Talking to clients in recent months, it’s clear that attracting and recruiting talent remains a tough challenge for SMEs, writes Jane Wills, partner, Haines Watts. This is particularly acute in the Thames Valley where they must compete with the employee benefits offered by large corporates, as well as the pull of London.
But, SMEs are renowned for being adaptable and experimental and these are qualities that can be used to good effect when competing for talent. How? Below are some of the innovative approaches business owners are taking.
• Technical skills can be trained – the right attitude less so. Focusing on recruits who are willing to work hard and take responsibility rather than those who have the perfect technical skills set, can provide access to a raft of new candidates.
• It’s a reality that you can’t always offer the best pay or benefits but SMEs are well placed to appeal to recruits in other ways. Millennials, for example, are far more interested in being recognised for their ideas, and having the opportunity to contribute meaningfully to the business. Creating an environment in which this generation has a say and stake is smart.
• Nothing stimulates productivity and loyalty like giving employees a stake in the business. Employee Share Ownership Schemes incentivise talent to see their job as a long-term investment while offering a valuable tax incentive.

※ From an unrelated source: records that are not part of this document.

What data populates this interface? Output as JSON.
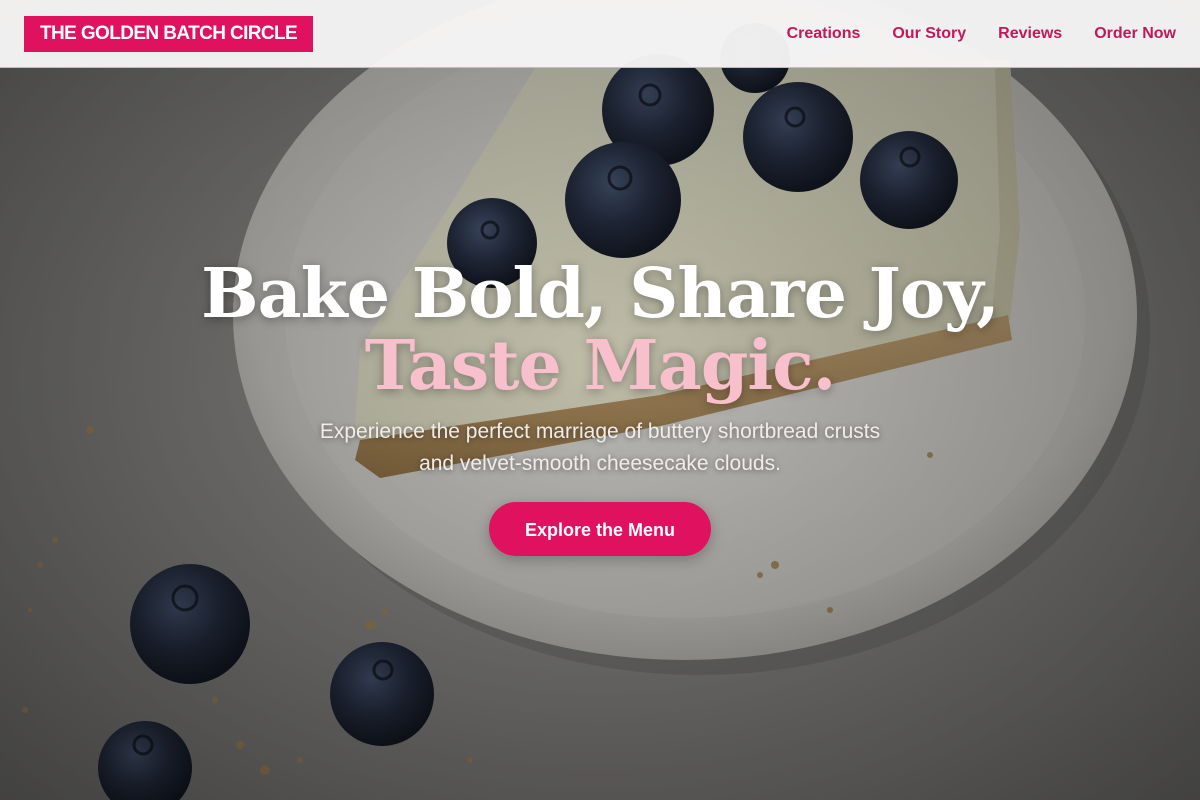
{
  "header": {
    "logo_text": "THE GOLDEN BATCH CIRCLE",
    "nav": [
      {
        "label": "Creations"
      },
      {
        "label": "Our Story"
      },
      {
        "label": "Reviews"
      },
      {
        "label": "Order Now"
      }
    ]
  },
  "hero": {
    "headline_line1": "Bake Bold, Share Joy,",
    "headline_line2": "Taste Magic.",
    "subtitle_line1": "Experience the perfect marriage of buttery shortbread crusts",
    "subtitle_line2": "and velvet-smooth cheesecake clouds.",
    "cta_label": "Explore the Menu",
    "background_description": "cheesecake-slice-with-blueberries-photo"
  },
  "colors": {
    "brand_pink": "#e0115f",
    "nav_text": "#c2185b",
    "headline_accent": "#f8bfcd",
    "headline_white": "#ffffff",
    "header_bg": "#f7f6f6"
  }
}
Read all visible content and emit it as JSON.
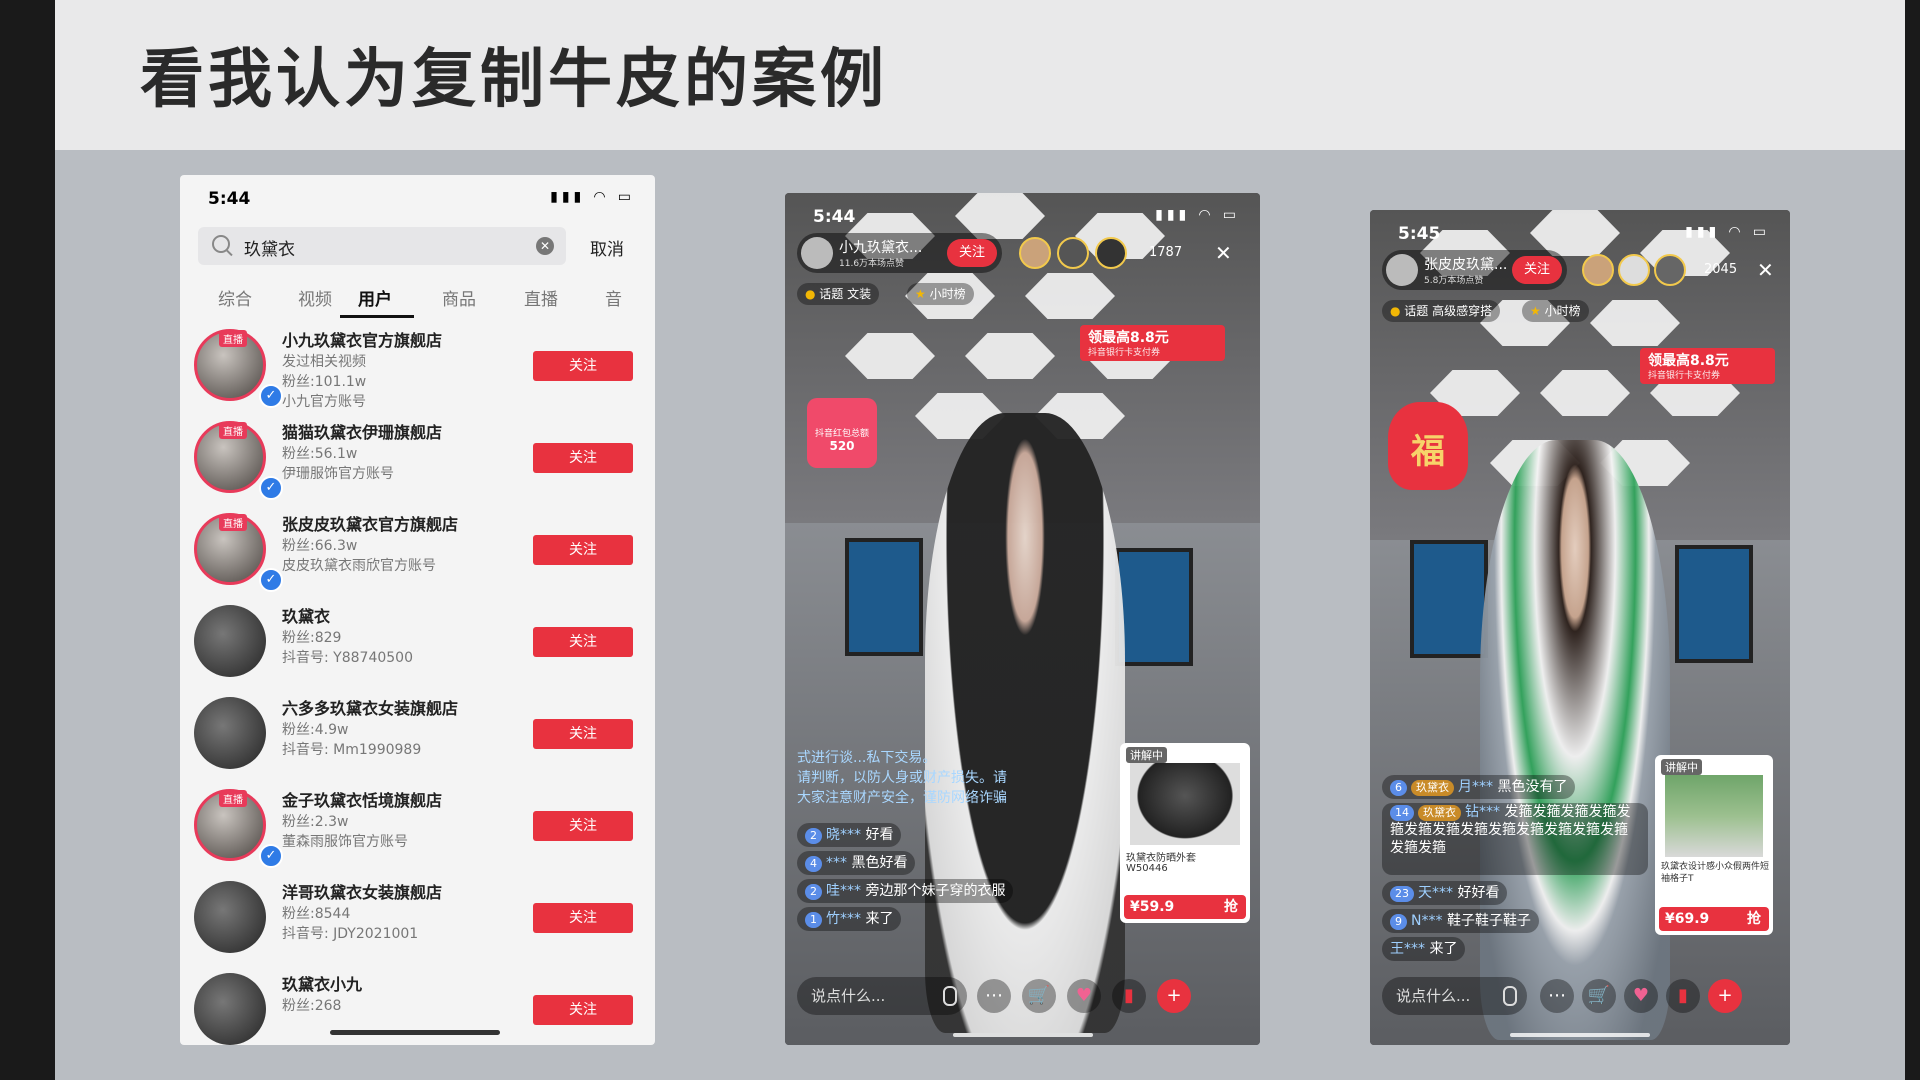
{
  "slide": {
    "title": "看我认为复制牛皮的案例"
  },
  "search_screen": {
    "time": "5:44",
    "query": "玖黛衣",
    "cancel": "取消",
    "tabs": [
      "综合",
      "视频",
      "用户",
      "商品",
      "直播",
      "音"
    ],
    "active_tab": "用户",
    "live_tag": "直播",
    "follow_label": "关注",
    "results": [
      {
        "name": "小九玖黛衣官方旗舰店",
        "line1": "发过相关视频",
        "line2": "粉丝:101.1w",
        "line3": "小九官方账号"
      },
      {
        "name": "猫猫玖黛衣伊珊旗舰店",
        "line1": "粉丝:56.1w",
        "line2": "伊珊服饰官方账号"
      },
      {
        "name": "张皮皮玖黛衣官方旗舰店",
        "line1": "粉丝:66.3w",
        "line2": "皮皮玖黛衣雨欣官方账号"
      },
      {
        "name": "玖黛衣",
        "line1": "粉丝:829",
        "line2": "抖音号: Y88740500"
      },
      {
        "name": "六多多玖黛衣女装旗舰店",
        "line1": "粉丝:4.9w",
        "line2": "抖音号: Mm1990989"
      },
      {
        "name": "金子玖黛衣恬境旗舰店",
        "line1": "粉丝:2.3w",
        "line2": "董森雨服饰官方账号"
      },
      {
        "name": "洋哥玖黛衣女装旗舰店",
        "line1": "粉丝:8544",
        "line2": "抖音号: JDY2021001"
      },
      {
        "name": "玖黛衣小九",
        "line1": "粉丝:268"
      }
    ]
  },
  "live_a": {
    "time": "5:44",
    "host_name": "小九玖黛衣...",
    "host_likes": "11.6万本场点赞",
    "follow": "关注",
    "viewer_count": "1787",
    "tags": [
      "话题 文装",
      "小时榜"
    ],
    "coupon_title": "领最高8.8元",
    "coupon_sub": "抖音银行卡支付券",
    "gift_text": "抖音红包总额",
    "gift_amount": "520",
    "notice": [
      "式进行谈...私下交易。",
      "请判断，以防人身或财产损失。请",
      "大家注意财产安全，谨防网络诈骗"
    ],
    "chat": [
      {
        "level": "2",
        "user": "晓***",
        "text": "好看"
      },
      {
        "level": "4",
        "user": "***",
        "text": "黑色好看"
      },
      {
        "level": "2",
        "user": "哇***",
        "text": "旁边那个妹子穿的衣服"
      },
      {
        "level": "1",
        "user": "竹***",
        "text": "来了"
      }
    ],
    "product": {
      "badge": "讲解中",
      "name": "玖黛衣防晒外套",
      "code": "W50446",
      "price": "¥59.9",
      "buy": "抢"
    },
    "say": "说点什么..."
  },
  "live_b": {
    "time": "5:45",
    "host_name": "张皮皮玖黛...",
    "host_likes": "5.8万本场点赞",
    "follow": "关注",
    "viewer_count": "2045",
    "tags": [
      "话题 高级感穿搭",
      "小时榜"
    ],
    "coupon_title": "领最高8.8元",
    "coupon_sub": "抖音银行卡支付券",
    "fu": "福",
    "chat": [
      {
        "level": "6",
        "badge": "玖黛衣",
        "user": "月***",
        "text": "黑色没有了"
      },
      {
        "level": "14",
        "badge": "玖黛衣",
        "user": "钻***",
        "text": "发箍发箍发箍发箍发箍发箍发箍发箍发箍发箍发箍发箍发箍发箍发箍"
      },
      {
        "level": "23",
        "user": "天***",
        "text": "好好看"
      },
      {
        "level": "9",
        "user": "N***",
        "text": "鞋子鞋子鞋子"
      },
      {
        "level": "",
        "user": "王***",
        "text": "来了"
      }
    ],
    "product": {
      "badge": "讲解中",
      "name": "玖黛衣设计感小众假两件短袖格子T",
      "price": "¥69.9",
      "buy": "抢"
    },
    "say": "说点什么..."
  }
}
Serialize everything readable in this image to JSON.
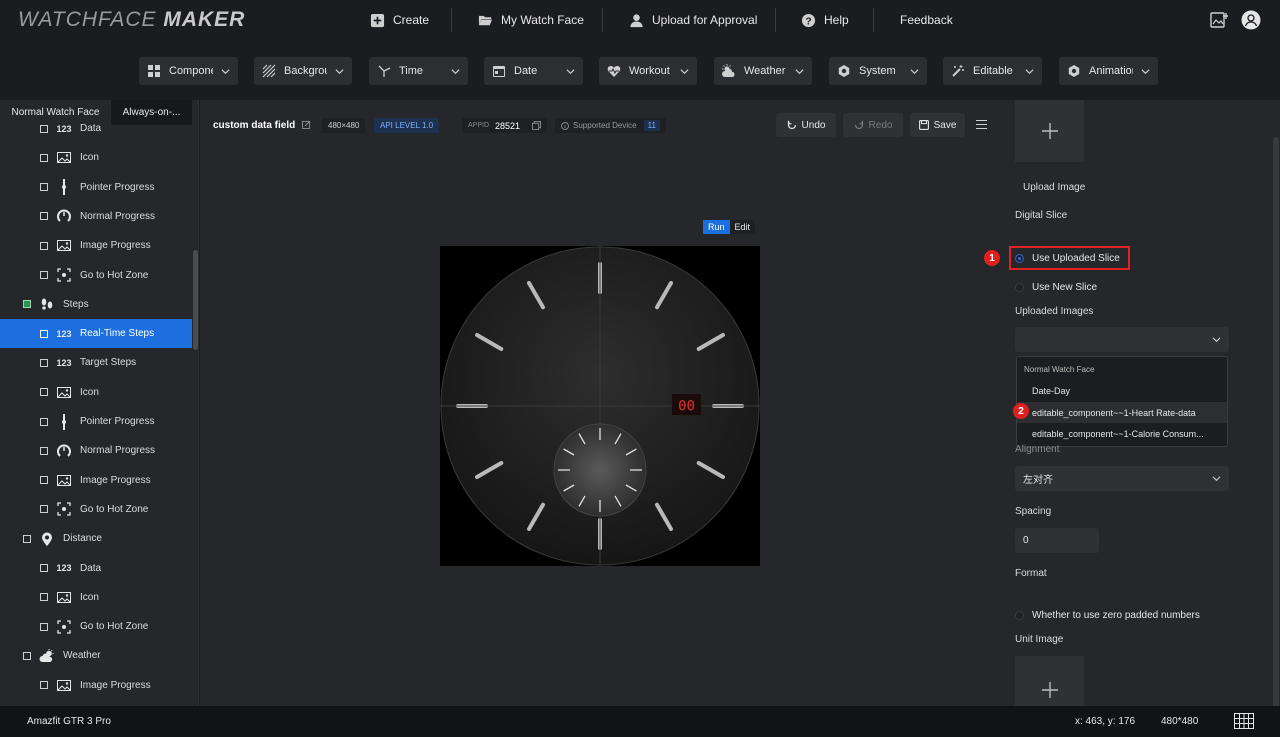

• Engaging experienced hires looking to change careers or get back into full-time work can prove very successful. Offering these employees flexible working is a strategy I see operate exceptionally well for SMEs.
• Providing training is a great way to attract young talent – particularly school leavers opting not to pursue further education but who have the desire to ‘learn while they earn’.
Don’t be shy. Be clear about your employer proposition and use your website, social media and word of mouth to talk about your business and why it’s a great place to work.